10/01 Bundes-Verfassungsgesetz (B-VG)
10/07 Verwaltungsgerichtshof
10/10 Grundrechte
74/01 Kirchen Religionsgemeinschaften

Norm

B-VG Art133 Abs4
IslamG 2015 §28 Abs2
StGG Art15
VwGG §34 Abs1

Betreff

Der Verwaltungsgerichtshof hat durch den Vorsitzenden Senatspräsident Dr. Rigler sowie den Hofrat Dr. Fasching und die Hofrätin Dr. Leonhartsberger als Richter, unter Mitwirkung der Schriftführerin Mag.a Wurzer, über die Revision des M M in G, vertreten durch die Rihs Rechtsanwalt GmbH in 1010 Wien, Kramergasse 9/3/13, gegen das Erkenntnis des Verwaltungsgerichts Wien vom 11. Oktober 2019, Zlen. VGW-101/014/8793/2019-9, VGW-101/V/014/8798/2019, betreffend Zurückweisung einer Wahlaufsichtsbeschwerde gemäß § 28 Abs. 2 IslamG 2015 (belangte Behörde vor dem Verwaltungsgericht: Bundesminister für EU, Kunst, Kultur und Medien Bundeskanzleramt [nunmehr: Bundesministerin für Frauen und Integration] mitbeteiligte Partei: X in W), den Beschluss gefasst:

Spruch

Die Revision wird zurückgewiesen.

Begründung

1        Mit Schreiben vom 18. Februar 2019 gab die mitbeteiligte Partei gemäß § 7 Z 3 Islamgesetz 2015 (IslamG 2015) der belangten Behörde die am 2. Februar 2019 gewählten organschaftlichen Vertreter der „Y der X“ (in der Folge: Kultusgemeinde) bekannt.

2        Der Revisionswerber ist Mitglied der Kultusgemeinde.
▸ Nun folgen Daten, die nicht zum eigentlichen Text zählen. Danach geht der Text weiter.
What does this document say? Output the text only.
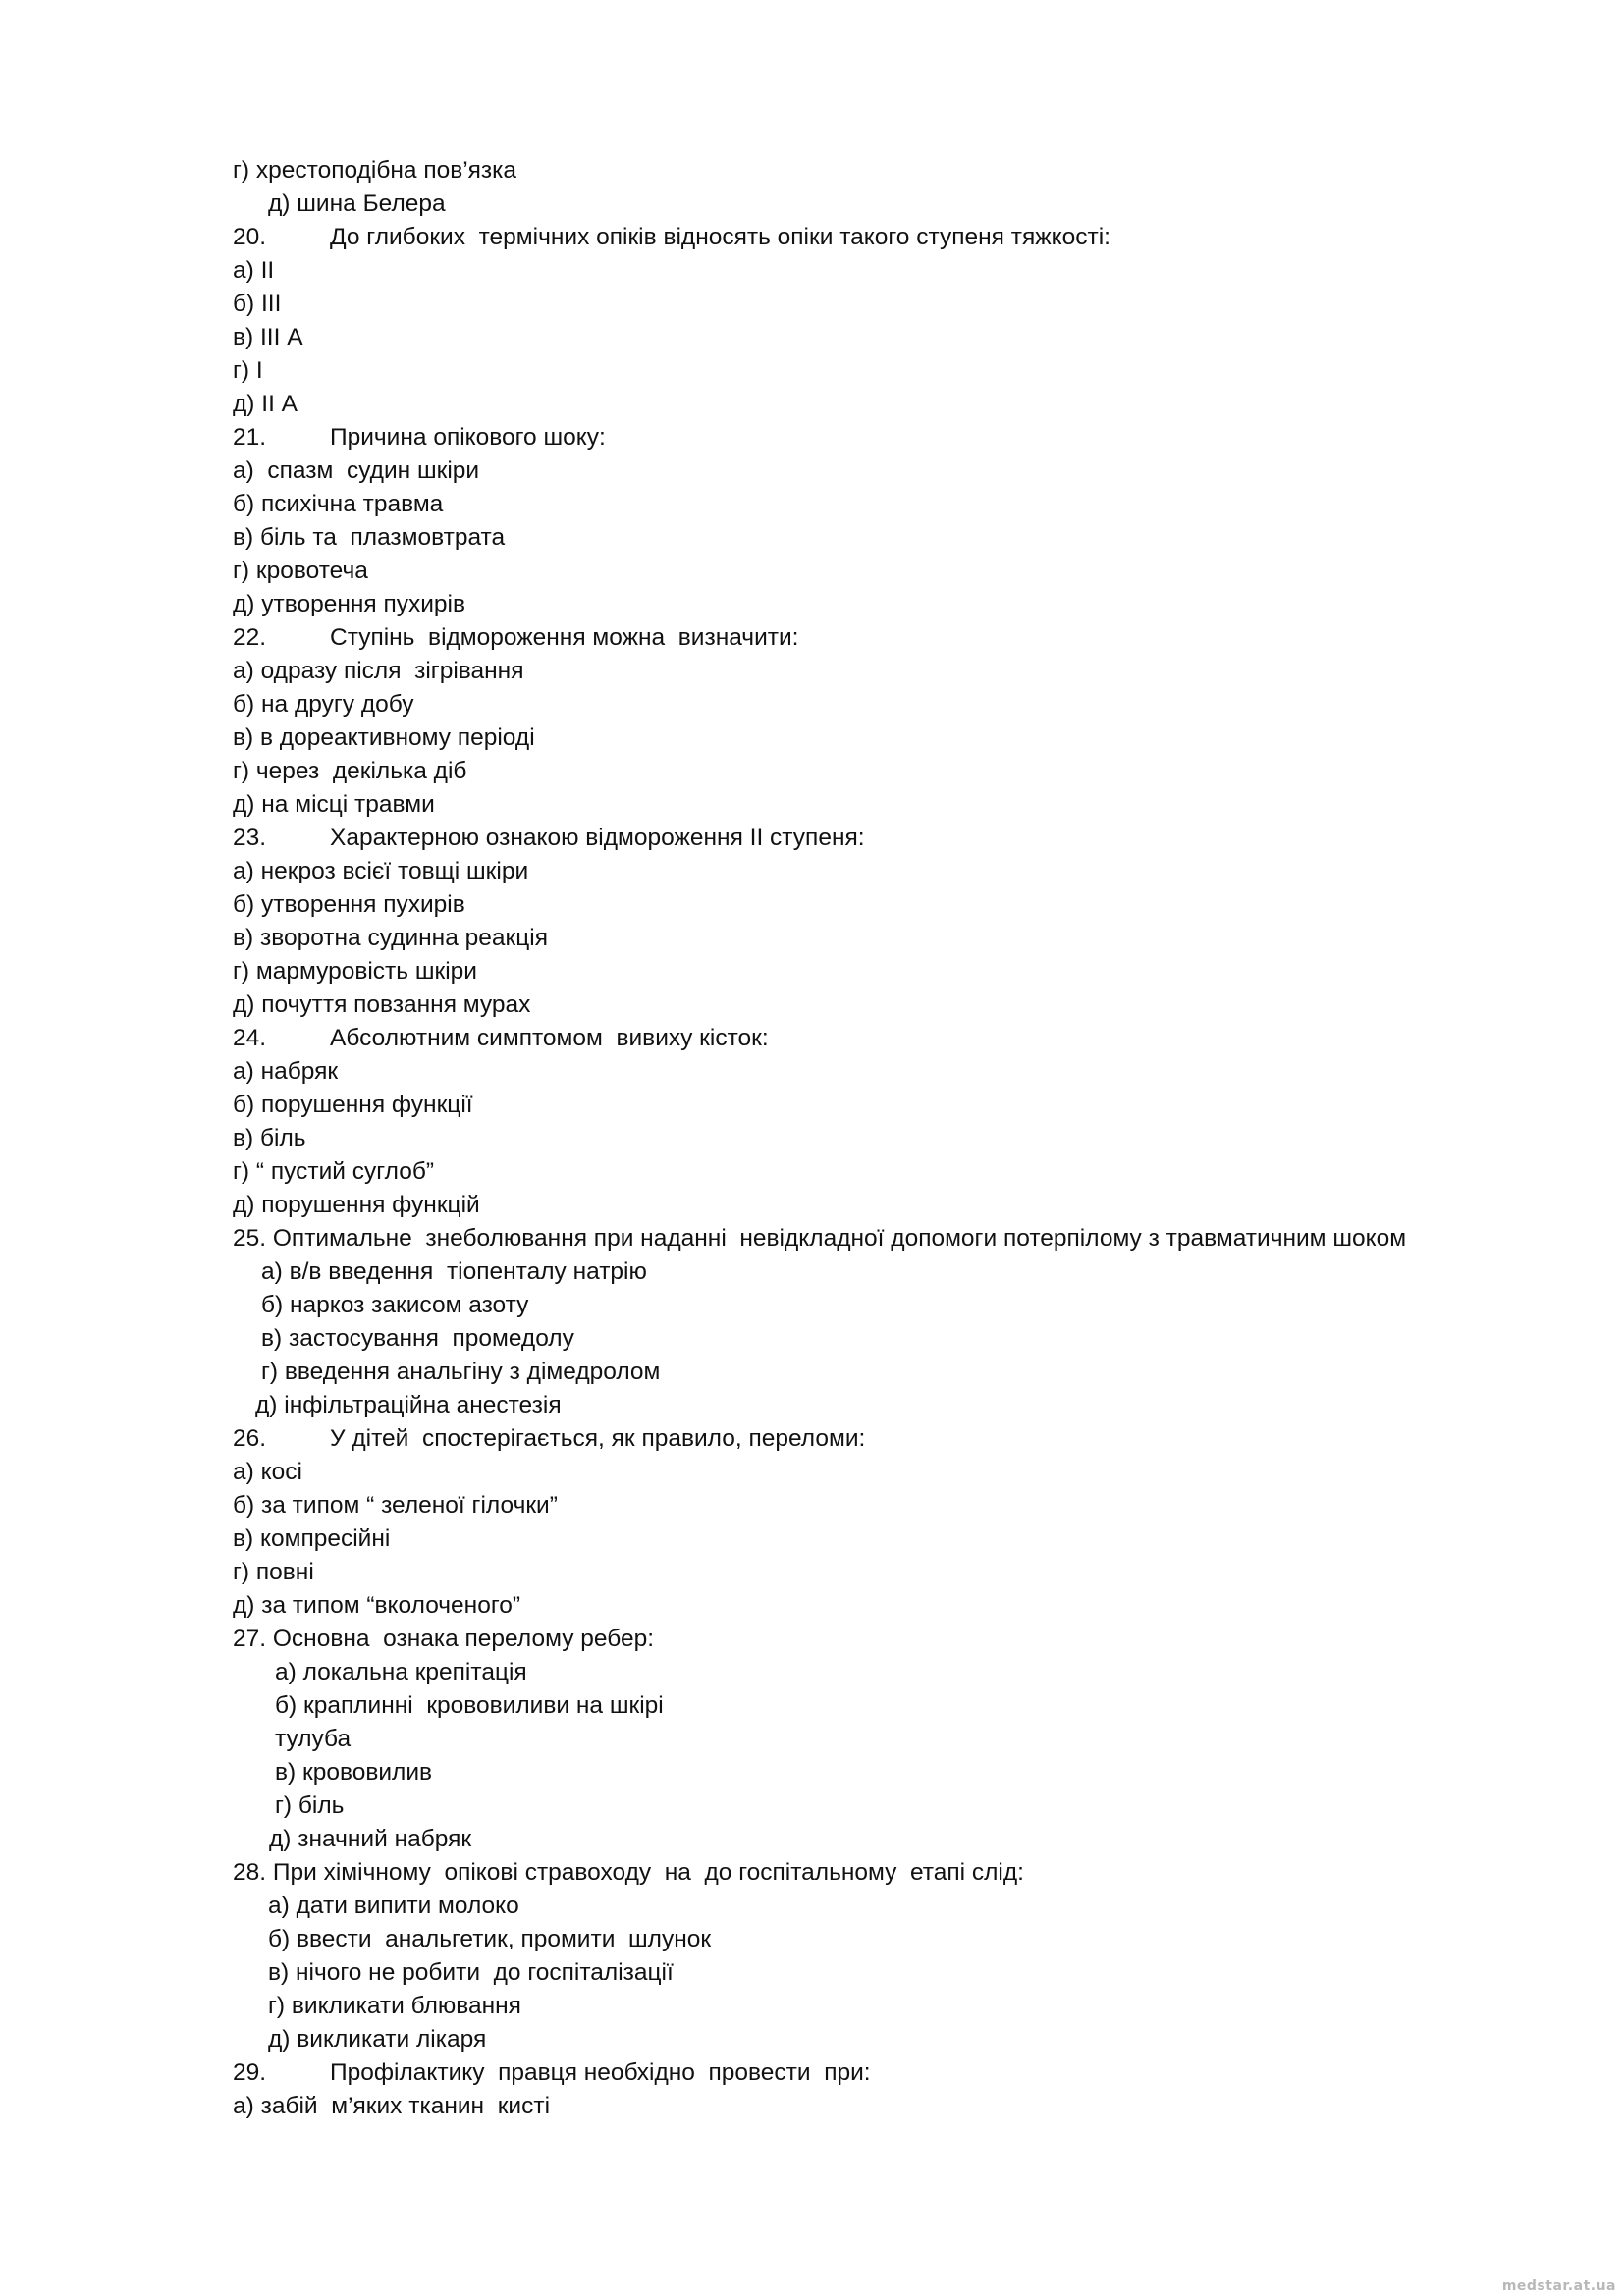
г) хрестоподібна пов’язка
д) шина Белера
20.	До глибоких  термічних опіків відносять опіки такого ступеня тяжкості:
а) ІІ
б) ІІІ
в) ІІІ А
г) І
д) ІІ А
21.	Причина опікового шоку:
а)  спазм  судин шкіри
б) психічна травма
в) біль та  плазмовтрата
г) кровотеча
д) утворення пухирів
22.	Ступінь  відмороження можна  визначити:
а) одразу після  зігрівання
б) на другу добу
в) в дореактивному періоді
г) через  декілька діб
д) на місці травми
23.	Характерною ознакою відмороження ІІ ступеня:
а) некроз всієї товщі шкіри
б) утворення пухирів
в) зворотна судинна реакція
г) мармуровість шкіри
д) почуття повзання мурах
24.	Абсолютним симптомом  вивиху кісток:
а) набряк
б) порушення функції
в) біль
г) “ пустий суглоб”
д) порушення функцій
25. Оптимальне  знеболювання при наданні  невідкладної допомоги потерпілому з травматичним шоком
а) в/в введення  тіопенталу натрію
б) наркоз закисом азоту
в) застосування  промедолу
г) введення анальгіну з дімедролом
д) інфільтраційна анестезія
26.	У дітей  спостерігається, як правило, переломи:
а) косі
б) за типом “ зеленої гілочки”
в) компресійні
г) повні
д) за типом “вколоченого”
27. Основна  ознака перелому ребер:
а) локальна крепітація
б) краплинні  крововиливи на шкірі
тулуба
в) крововилив
г) біль
д) значний набряк
28. При хімічному  опікові стравоходу  на  до госпітальному  етапі слід:
а) дати випити молоко
б) ввести  анальгетик, промити  шлунок
в) нічого не робити  до госпіталізації
г) викликати блювання
д) викликати лікаря
29.	Профілактику  правця необхідно  провести  при:
а) забій  м’яких тканин  кисті
medstar.at.ua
Er erachtet die Wahl dieser Organe als „nichtig“; er selbst sei der rechtmäßig bestellte Vorstandsvorsitzende der Kultusgemeinde.

3        Mit dem angefochtenen Erkenntnis des Verwaltungsgerichts Wien wurde - im Beschwerdeverfahren - die vom Revisionswerber eingebrachte Wahlaufsichtsbeschwerde gegen die Wahl der genannten Organe zurückgewiesen.

4        Begründend führte das Verwaltungsgericht aus, der Revisionswerber habe die in § 28 Abs. 2 IslamG 2015 vorgesehene innerreligionsgesellschaftliche (Anfechtungs-)Möglichkeit, nämlich die Befassung des Schiedsgerichts der mitbeteiligten Partei, nicht ausgeschöpft, weshalb die belangte Behörde zu Recht ihre Zuständigkeit zur Entscheidung über die Wahlaufsichtsbeschwerde verneint habe.

5        Der Verfassungsgerichtshof lehnte mit Beschluss vom 11. Dezember 2019, E 4117/2019-8, die Behandlung der dagegen vom Revisionswerber erhobenen Beschwerde ab und trat die Beschwerde mit weiterem Beschluss vom 7. Jänner 2020, E 4117/2019-12, gemäß Art. 144 Abs. 3 B-VG dem Verwaltungsgerichtshof zur Entscheidung ab.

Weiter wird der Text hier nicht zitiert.